Enthusiasts Disgruntled With Special Features

Although the long-awaited release of the Special Tenth Anniversary Criterion Collector's Extended Edition of Cedar Point's groundbreaking roller coaster Mantis was eagerly anticipated, sales of the product are falling flat due largely to complaints from the coaster enthusiast community.

Mantis was the first of the relatively short run of major, innovative, megalooping standup coasters from B&M to hit the market. Initially popular, the ride has seen interest in it wane in the intervening years, as more exciting and less ball-cracking rides were opened at Cedar Point and elsewhere.

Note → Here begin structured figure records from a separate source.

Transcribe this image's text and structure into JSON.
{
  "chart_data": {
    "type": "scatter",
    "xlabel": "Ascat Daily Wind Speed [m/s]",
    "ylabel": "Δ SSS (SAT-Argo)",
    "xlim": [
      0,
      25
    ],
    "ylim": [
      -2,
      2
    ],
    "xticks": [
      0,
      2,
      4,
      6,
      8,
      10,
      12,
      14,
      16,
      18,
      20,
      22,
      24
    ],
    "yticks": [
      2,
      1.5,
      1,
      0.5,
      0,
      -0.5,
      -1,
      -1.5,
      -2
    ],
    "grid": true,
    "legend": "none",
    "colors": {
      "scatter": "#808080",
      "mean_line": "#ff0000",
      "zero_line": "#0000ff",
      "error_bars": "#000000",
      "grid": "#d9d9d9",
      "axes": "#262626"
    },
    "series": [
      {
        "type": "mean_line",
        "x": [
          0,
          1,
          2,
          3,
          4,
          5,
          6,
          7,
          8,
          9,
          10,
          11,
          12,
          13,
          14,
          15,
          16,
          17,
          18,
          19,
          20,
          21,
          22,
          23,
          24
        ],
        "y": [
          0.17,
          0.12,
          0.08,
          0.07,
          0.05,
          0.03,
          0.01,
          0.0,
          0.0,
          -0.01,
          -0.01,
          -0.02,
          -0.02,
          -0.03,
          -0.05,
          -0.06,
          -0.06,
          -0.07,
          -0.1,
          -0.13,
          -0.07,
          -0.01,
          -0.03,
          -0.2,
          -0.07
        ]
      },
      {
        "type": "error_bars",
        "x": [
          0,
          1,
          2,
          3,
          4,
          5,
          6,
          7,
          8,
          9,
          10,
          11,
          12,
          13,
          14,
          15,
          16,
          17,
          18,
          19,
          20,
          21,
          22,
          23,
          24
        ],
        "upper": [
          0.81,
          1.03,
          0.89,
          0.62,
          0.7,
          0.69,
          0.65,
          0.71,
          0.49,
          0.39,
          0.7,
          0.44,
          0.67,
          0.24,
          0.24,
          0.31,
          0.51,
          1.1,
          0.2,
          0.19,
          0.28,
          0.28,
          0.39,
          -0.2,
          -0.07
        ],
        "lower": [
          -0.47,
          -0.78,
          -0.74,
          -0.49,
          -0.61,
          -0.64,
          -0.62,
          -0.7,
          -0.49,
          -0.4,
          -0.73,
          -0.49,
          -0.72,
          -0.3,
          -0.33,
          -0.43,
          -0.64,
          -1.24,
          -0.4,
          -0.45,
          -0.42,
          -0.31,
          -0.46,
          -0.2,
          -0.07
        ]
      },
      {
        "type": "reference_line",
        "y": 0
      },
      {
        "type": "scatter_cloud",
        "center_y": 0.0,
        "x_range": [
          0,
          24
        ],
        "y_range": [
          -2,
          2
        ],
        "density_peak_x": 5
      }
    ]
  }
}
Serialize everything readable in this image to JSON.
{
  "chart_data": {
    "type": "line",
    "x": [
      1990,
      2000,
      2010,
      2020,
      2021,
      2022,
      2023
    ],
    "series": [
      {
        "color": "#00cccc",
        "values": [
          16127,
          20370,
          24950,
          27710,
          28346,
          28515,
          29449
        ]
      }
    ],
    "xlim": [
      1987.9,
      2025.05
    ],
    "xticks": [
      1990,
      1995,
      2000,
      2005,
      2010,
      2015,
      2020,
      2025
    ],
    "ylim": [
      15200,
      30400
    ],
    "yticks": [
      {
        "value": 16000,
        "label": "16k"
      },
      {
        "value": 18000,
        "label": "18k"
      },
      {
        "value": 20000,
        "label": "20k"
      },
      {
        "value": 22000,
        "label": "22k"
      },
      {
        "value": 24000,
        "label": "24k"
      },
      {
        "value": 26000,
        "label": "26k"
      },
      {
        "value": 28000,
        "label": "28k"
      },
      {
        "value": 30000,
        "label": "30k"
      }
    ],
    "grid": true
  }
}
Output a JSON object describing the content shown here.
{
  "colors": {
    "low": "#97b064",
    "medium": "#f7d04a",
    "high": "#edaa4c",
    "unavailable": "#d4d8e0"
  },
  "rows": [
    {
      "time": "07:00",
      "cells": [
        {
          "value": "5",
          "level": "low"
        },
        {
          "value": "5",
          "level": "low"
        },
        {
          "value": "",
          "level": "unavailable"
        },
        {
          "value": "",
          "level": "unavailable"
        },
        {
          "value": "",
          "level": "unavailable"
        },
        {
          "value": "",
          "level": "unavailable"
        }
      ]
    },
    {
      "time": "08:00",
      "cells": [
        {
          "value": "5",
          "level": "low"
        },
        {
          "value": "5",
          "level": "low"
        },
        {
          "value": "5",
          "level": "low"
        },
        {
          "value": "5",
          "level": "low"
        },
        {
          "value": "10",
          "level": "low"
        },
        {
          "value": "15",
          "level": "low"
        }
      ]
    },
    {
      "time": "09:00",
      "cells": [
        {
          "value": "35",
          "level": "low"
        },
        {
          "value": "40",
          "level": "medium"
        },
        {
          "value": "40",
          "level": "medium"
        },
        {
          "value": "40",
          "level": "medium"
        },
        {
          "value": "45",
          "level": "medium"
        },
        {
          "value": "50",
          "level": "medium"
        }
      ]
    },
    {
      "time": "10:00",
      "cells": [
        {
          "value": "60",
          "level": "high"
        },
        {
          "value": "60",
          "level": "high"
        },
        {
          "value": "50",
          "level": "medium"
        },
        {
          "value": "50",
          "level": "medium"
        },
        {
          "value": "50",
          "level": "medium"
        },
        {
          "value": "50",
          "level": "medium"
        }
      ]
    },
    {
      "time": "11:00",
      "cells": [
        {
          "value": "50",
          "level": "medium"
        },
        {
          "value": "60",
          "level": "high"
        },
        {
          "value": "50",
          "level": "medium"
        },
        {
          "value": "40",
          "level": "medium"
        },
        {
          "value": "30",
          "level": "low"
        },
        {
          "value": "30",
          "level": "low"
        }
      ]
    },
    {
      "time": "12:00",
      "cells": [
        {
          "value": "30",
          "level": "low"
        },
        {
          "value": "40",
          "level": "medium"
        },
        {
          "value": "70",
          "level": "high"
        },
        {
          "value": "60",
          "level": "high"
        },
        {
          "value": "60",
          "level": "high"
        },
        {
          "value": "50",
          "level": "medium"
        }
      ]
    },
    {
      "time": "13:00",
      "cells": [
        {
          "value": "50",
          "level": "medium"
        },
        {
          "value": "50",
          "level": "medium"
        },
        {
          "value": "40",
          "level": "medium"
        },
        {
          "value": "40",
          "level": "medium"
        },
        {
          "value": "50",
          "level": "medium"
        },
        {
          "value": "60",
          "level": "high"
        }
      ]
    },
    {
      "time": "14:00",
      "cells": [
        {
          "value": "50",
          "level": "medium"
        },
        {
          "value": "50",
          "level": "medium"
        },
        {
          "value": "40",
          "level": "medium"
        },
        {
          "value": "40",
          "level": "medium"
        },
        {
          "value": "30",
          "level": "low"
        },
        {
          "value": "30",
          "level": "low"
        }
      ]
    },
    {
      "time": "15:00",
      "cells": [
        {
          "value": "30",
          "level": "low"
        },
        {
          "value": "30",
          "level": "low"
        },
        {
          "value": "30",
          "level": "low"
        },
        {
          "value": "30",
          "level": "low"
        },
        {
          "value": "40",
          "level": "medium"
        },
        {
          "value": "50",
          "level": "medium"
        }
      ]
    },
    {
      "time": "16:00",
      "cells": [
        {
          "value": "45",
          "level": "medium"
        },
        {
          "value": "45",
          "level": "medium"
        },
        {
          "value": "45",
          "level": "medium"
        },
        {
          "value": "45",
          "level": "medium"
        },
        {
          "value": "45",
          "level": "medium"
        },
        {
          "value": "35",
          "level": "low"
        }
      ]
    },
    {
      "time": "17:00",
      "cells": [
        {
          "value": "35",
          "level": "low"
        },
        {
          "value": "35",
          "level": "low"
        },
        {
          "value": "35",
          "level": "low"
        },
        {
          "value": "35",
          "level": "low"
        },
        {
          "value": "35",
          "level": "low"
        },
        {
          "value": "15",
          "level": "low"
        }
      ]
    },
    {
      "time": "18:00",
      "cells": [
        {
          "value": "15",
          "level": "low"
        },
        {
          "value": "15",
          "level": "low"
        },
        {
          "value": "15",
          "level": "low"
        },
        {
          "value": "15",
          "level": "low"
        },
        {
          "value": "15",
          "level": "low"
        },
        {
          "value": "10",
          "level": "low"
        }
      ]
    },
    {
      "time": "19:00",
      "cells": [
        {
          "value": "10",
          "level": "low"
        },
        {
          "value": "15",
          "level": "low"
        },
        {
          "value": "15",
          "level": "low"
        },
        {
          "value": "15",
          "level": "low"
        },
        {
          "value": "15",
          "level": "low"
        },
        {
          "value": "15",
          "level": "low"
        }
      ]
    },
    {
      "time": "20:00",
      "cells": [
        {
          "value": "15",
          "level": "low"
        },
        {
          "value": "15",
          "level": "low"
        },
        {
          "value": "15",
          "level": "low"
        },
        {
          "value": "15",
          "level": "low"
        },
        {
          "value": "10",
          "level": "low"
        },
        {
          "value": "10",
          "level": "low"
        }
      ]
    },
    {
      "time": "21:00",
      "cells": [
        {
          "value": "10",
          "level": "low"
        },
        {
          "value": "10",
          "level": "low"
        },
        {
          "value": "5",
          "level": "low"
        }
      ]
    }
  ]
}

Nonetheless, the nostalgia market for Mantis was considered very strong, which led to the special edition being prepared for release this year, along with a major television and print marketing campaign.

"This is hardly any better than the original release that just had the coaster on it," complained ACE member Drew Marshall, 50. "They have a splashy new package and paint job, they talk up how many great extra features it has, and then it's such a pathetic letdown."

"While we are disappointed in sales, we assert very strongly that the Tenth Anniversary Mantis release is a strong one, and it is nonsense that these enthusiasts are whining about it," said a Cedar Point representative. "The behind-the-scenes featurette is extremely informative and offers never-before-seen looks into the making of the ride. The Banshee retrospective, complete with poster gallery, is comprehensive. And we even incorporated new, thrilling ride sections into the main footage of the ride, complete with specially composed new music and fully integrated effects and headbanging. It's a definitive anniversary product."

"Whatever," sighed Marshall. "Sure, the incorporated footage is cool. But they have that and those two featurettes, and that's it! No deleted track sections, no commentary track from Bolliger and Mabillard, no outtakes, no easter eggs, no commemorative upstop wheel parts, not even the original trailer! And for 45 bucks? Screw that!"

Lagging sales for the Mantis anniversary package have reportedly had representatives of the New York New York Casino in Las Vegas rethinking their plans to release a monumental Ultimate Quadrilogy Collection for their Manhattan Express coaster's gala tenth anniversary celebration next year.